The ongoing lawsuit over Texas picture I.D. requirements has generated a dispute between the State of Texas and the various plaintiffs over how to figure out how many people have been disenfranchised by the new voter I.D. law.
The Department of Justice envisions being able to say with some level of statistical confidence that the Texas law has caused ___________ (insert as precise a number as possible) qualified voters to be disenfranchised, and that of that number, ___________ (insert another precise number) are members of a protected class of minority voters, who otherwise would have been able to vote, but for the state’s legislative action.
This is an oversimplification, of course. With sufficiently accurate information, DOJ could do things like track precinct-by-precinct racial discrimination at the polls, identify specific households targeted for removal from the voter rolls and compare race, identify discrimination against voters with disabilities, create massive cross-referenced charts and enormous four-color maps, pie charts, bar graphs, histograms, computer animation, and so on, all with the aim of overwhelmingly and conclusively demonstrating that the Texas Legislature enacted a blatantly discriminatory law intending to and succeeding at denying the vote to people based on race, minority status, or disability.
The State of Texas, meanwhile, has briefed a number of legal defenses to the DOJ’s requests, including “legislative privilege” (for internal documents relating to the legislative policy-making process), the defense of “we don’t have that,” and the defense of “we can’t get that for you.”
As things currently stand, the judge has issued a series of discovery orders that reflect a perfect compromise, in that the orders leave all sides equally unhappy. DOJ didn’t get the trial delay (to 2015) that it needed to do sophisticated data gathering and technical analysis of the information it hopes to get, and didn’t get an order making Texas give up the data that Texas says it doesn’t have.
The defendant, on the other hand, has one day to turn over all the drivers license, concealed-carry handgun license, and personal i.d. license information to DOJ. The link to the agreement and background information is helpfully provided by the Texas Redistricting blog.
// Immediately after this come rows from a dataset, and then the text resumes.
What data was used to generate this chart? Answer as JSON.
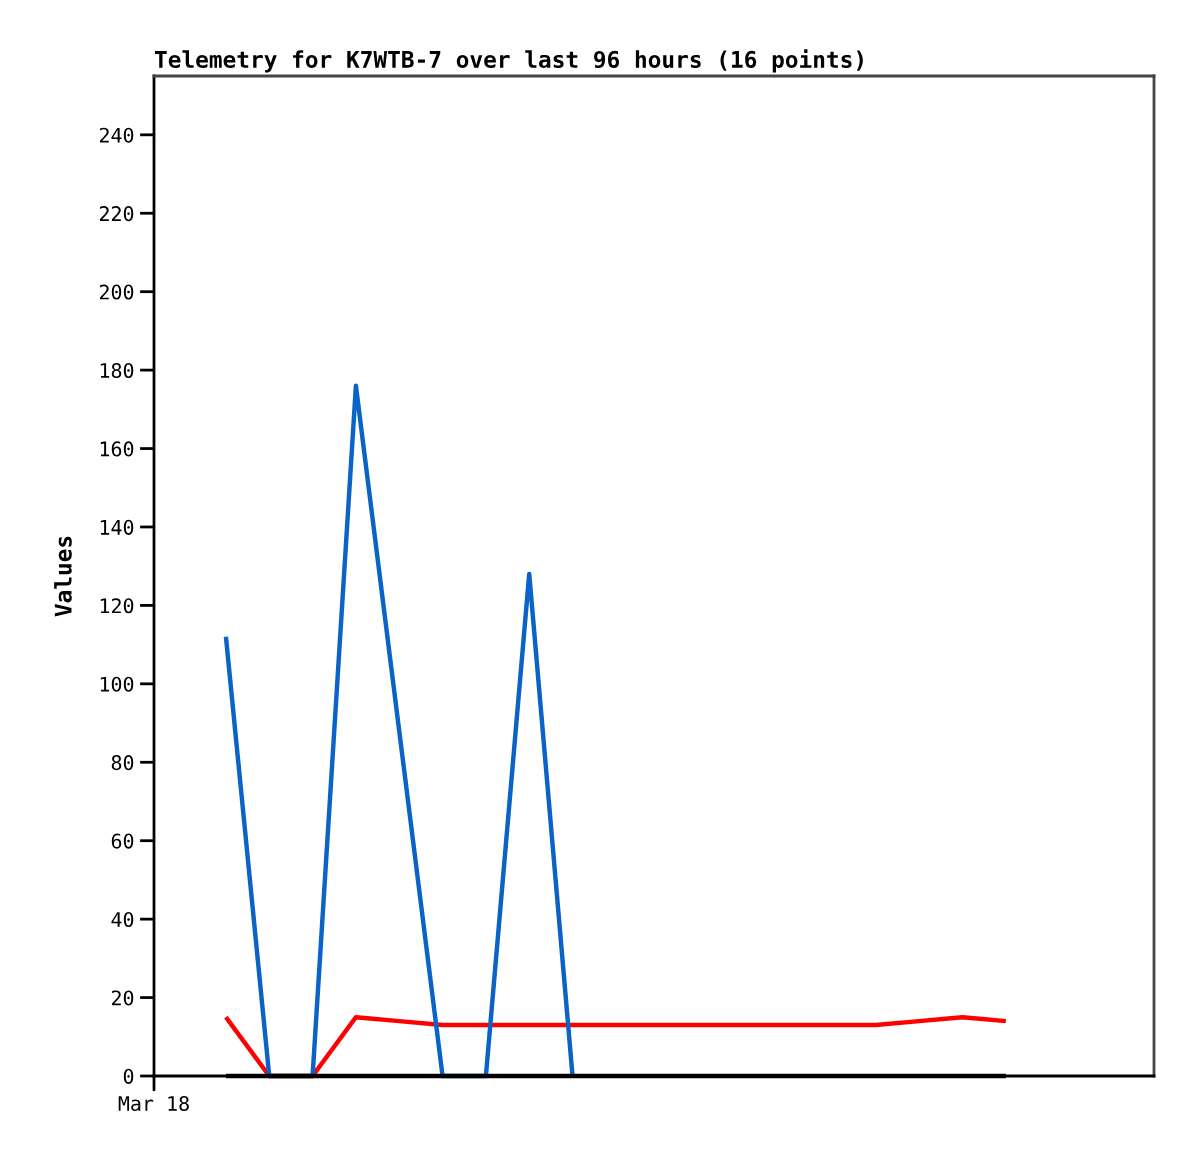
{
  "chart_data": {
    "type": "line",
    "title": "Telemetry for K7WTB-7 over last 96 hours (16 points)",
    "ylabel": "Values",
    "annotations": [
      "Mar 18"
    ],
    "categories": [
      null,
      null,
      null,
      null,
      null,
      null,
      null,
      null,
      null,
      null,
      null,
      null,
      null,
      null,
      null,
      null,
      null,
      null,
      null
    ],
    "ylim": [
      0,
      255
    ],
    "yticks": [
      0,
      20,
      40,
      60,
      80,
      100,
      120,
      140,
      160,
      180,
      200,
      220,
      240
    ],
    "grid": false,
    "marker": "none",
    "line_style": "solid",
    "series": [
      {
        "color": "#ff0000",
        "values": [
          15,
          0,
          0,
          15,
          14,
          13,
          13,
          13,
          13,
          13,
          13,
          13,
          13,
          13,
          13,
          13,
          14,
          15,
          14
        ]
      },
      {
        "color": "#0a64c8",
        "values": [
          112,
          0,
          0,
          176,
          88,
          0,
          0,
          128,
          0,
          null,
          null,
          null,
          null,
          null,
          null,
          null,
          null,
          null,
          null
        ]
      },
      {
        "color": "#000000",
        "values": [
          0,
          0,
          0,
          0,
          0,
          0,
          0,
          0,
          0,
          0,
          0,
          0,
          0,
          0,
          0,
          0,
          0,
          0,
          0
        ]
      }
    ]
  }
}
I speculate that DOJ and Texas are so far apart in their discussions of raw data in part because of differences in bureaucratic culture.
Assume for the sake of argument that members of the Texas Legislature collectively and intentionally planned to engage in the wholesale disenfranchisement of minority voters. In so doing, the lawmakers and their staff didn’t need any particular precision or careful data-based legal engineering. It was enough for them to intuit that any increase in the transaction costs associated with elections disproportionately affect the poor and minorities, as well as elderly and first-time voters. They didn’t actually need or want any data about the effect in detail, because the political purpose of the voter I.D. law isn’t to disenfranchise based on careful targeting. It’s to disenfranchise over the long haul.
It’s to put the thumb on the roulette wheel; to count cards at the blackjack table; to nudge the pinball machine without causing it to record a tilt. No subtlety or particular mathematical accuracy is needed or desirable (as any such accuracy would carry with it a discoverable paper trail, but more importantly, would actually cost money to create).
I don’t think the State of Texas is lying to hide its secret stash of high-level sociological evidence of voter disenfranchisement. It doesn’t have any secret stash of high-level sociological evidence of anything, because that would cost money.
Meanwhile, DOJ could argue to Texas with some despair, “you mean you passed a law without knowing what it would actually do?” To which the answer is “Yes. Of course. Have you actually been to our state lately?”